Takano and Hirono first introduced legislation to award Fred Korematsu the Congressional Gold Medal in 2019.

Hirono has also led the effort to recognize Jan. 30 as “Fred Korematsu Day of Civil Liberties and the Constitution” for his opposition to the illegal incarceration of Japanese Americans during World War II and work to advance civil rights.

In 2017, Sens. Hirono and Tammy Duckworth (D-Ill.) introduced the Korematsu-Takai Civil Liberties Protection Act to ensure that no individual is imprisoned or detained based upon a protected characteristic such as race, ethnicity, religion, gender, gender identity or sexual orientation. This legislation was also named in honor of the late Rep. Mark Takai (D-Hawaii).
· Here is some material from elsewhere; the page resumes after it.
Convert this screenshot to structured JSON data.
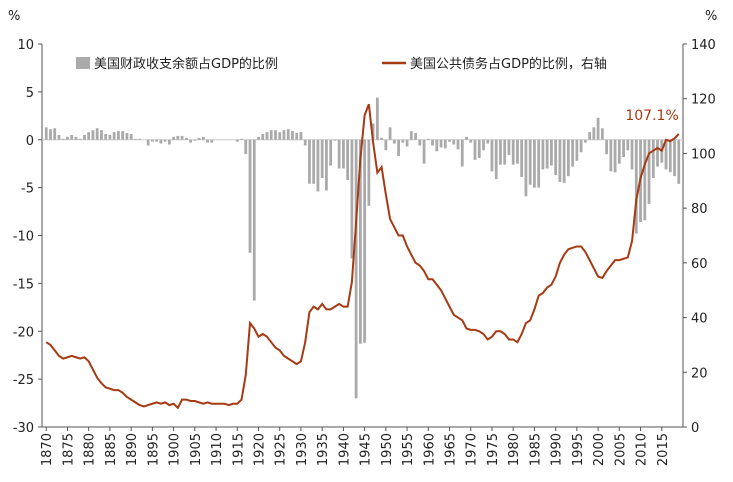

In 1942, at the age of 23, Korematsu was arrested and convicted for refusing to enter the internment camps for Japanese Americans. After his arrest, he appealed his case all the way to the Supreme Court, which upheld his conviction based on military necessity. After 40 years, on Nov. 10, 1983, Korematsu’s criminal conviction was vacated in a federal court in San Francisco.

Korematsu remained a civil rights advocate throughout his life and received the Presidential Medal of Freedom, the nation’s highest civilian honor, from President Bill Clinton in 1998. He passed away on March 30, 2005 at the age of 86.